Il leader liberal-democratico si riferisce alle disfunzioni del sistema tedesco nel cancellare i certificati per i crediti di carbonio contestualmente alla chiusura delle centrali a carbone. Il sistema usato da Berlino lascia i certificati in circolazione per molto tempo nel mercato del carbonio europeo (ETS UE), così che possono essere acquistati da altri stati. Prolungando la vita degli impianti energetici più inquinanti fuori dai confini tedeschi. Su questo sfondo il ragionamento di Lindner suggerisce che, se tanto le emissioni saranno generate, allora tanto vale farlo in Germania, a beneficio delle bollette e dell’industria tedesche.

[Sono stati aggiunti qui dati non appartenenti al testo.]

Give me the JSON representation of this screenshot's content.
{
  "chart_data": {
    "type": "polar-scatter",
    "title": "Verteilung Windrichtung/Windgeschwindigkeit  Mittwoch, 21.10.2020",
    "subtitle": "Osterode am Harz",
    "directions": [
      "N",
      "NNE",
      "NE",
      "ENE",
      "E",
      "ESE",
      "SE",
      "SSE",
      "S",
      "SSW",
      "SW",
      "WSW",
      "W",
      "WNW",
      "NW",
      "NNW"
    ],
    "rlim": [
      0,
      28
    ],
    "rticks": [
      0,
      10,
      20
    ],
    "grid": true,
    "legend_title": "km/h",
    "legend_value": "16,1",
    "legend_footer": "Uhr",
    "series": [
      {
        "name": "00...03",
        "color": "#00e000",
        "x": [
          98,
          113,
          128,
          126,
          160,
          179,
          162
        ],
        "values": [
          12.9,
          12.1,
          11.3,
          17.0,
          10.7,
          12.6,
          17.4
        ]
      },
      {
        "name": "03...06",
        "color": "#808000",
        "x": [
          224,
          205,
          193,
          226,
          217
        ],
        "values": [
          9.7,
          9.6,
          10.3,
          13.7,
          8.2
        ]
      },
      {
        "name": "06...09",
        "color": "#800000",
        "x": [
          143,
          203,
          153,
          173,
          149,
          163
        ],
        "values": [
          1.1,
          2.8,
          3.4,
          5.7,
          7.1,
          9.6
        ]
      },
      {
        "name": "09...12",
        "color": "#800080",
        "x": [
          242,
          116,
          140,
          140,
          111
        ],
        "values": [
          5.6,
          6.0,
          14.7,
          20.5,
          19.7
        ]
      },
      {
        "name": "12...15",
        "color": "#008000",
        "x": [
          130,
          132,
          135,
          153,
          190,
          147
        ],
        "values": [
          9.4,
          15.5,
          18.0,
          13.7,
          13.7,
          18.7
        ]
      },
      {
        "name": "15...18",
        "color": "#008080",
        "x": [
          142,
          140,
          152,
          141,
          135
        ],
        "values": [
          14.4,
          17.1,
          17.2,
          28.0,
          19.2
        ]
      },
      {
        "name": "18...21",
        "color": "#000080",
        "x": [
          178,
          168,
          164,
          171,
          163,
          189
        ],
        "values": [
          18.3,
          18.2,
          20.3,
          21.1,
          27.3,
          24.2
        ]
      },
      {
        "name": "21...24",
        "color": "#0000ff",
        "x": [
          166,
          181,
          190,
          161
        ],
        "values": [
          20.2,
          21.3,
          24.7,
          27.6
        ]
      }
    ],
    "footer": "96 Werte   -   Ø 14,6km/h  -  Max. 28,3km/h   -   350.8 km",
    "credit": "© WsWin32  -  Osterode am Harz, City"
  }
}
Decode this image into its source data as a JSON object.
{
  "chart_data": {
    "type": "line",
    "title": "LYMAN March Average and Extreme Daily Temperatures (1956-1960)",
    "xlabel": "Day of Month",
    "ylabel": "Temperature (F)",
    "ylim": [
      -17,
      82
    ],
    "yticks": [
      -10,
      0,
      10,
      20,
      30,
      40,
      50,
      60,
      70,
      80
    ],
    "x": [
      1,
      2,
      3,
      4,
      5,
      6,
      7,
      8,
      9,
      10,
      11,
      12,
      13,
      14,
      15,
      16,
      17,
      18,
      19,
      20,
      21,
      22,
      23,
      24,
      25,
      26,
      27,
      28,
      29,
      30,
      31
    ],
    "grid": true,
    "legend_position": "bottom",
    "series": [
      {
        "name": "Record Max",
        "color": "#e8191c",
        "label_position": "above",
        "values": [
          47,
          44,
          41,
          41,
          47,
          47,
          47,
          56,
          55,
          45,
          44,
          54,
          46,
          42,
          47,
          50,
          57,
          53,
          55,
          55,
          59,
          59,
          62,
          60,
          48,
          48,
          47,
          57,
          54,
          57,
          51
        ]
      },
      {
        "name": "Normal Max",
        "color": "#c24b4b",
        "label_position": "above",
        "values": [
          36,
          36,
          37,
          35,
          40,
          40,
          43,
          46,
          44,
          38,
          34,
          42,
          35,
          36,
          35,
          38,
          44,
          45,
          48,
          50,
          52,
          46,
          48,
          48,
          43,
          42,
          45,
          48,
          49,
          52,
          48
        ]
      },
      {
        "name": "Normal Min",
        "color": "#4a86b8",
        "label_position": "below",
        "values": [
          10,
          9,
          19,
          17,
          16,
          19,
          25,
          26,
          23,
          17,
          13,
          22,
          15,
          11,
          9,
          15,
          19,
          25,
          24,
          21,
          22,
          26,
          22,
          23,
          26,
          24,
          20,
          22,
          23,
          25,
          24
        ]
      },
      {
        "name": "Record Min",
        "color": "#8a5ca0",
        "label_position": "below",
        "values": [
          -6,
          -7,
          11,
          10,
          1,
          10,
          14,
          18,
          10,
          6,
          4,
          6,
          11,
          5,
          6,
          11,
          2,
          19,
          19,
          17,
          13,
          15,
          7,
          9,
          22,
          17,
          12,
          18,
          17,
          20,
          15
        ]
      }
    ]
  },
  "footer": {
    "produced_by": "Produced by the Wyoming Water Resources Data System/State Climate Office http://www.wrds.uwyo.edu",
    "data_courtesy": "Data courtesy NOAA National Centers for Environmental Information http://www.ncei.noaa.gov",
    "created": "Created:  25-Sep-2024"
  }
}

Ma questa posizione può far barcollare l’esecutivo che i liberal-democratici sostengono insieme a socialisti dell’SPD e ai Verdi. L’accordo di coalizione su cui si basa il governo, infatti, prevede di anticipare il phase out del carbone di 8 anni, dal 2038 al 2030, rispetto alla data negoziata con l’industria dal governo precedente guidato da Angela Merkel. Negoziati che prevedono ricchi “paracaduti” alle compagnie energetiche che gestiscono gli impianti a carbone, a partire da RWE.
Dallo scoppio della guerra in Ucraina, Berlino ha prolungato la durata d’esercizio per alcuni suoi impianti a carbone, ritardandone la chiusura per garantirsi più margini in una fase in cui i prezzi del gas erano saliti alle stelle, c’erano ancora molte incertezze sulla capacità della Germania di riuscire a diversificare in fretta dal gas russo, e si stava procedendo alla chiusura definitiva delle centrali nucleari. Secondo un rapporto dell’Agenzia federale per le reti elettriche, il gas, le telecomunicazioni, le poste e le ferrovie (BNetzA) pubblicato lo scorso febbraio, però, nonostante la guerra in Ucraina e la crisi energetica, la fornitura tedesca di elettricità sarebbe blindata in ogni scenario fino al 2031, anche chiudendo tutte le centrali a carbone.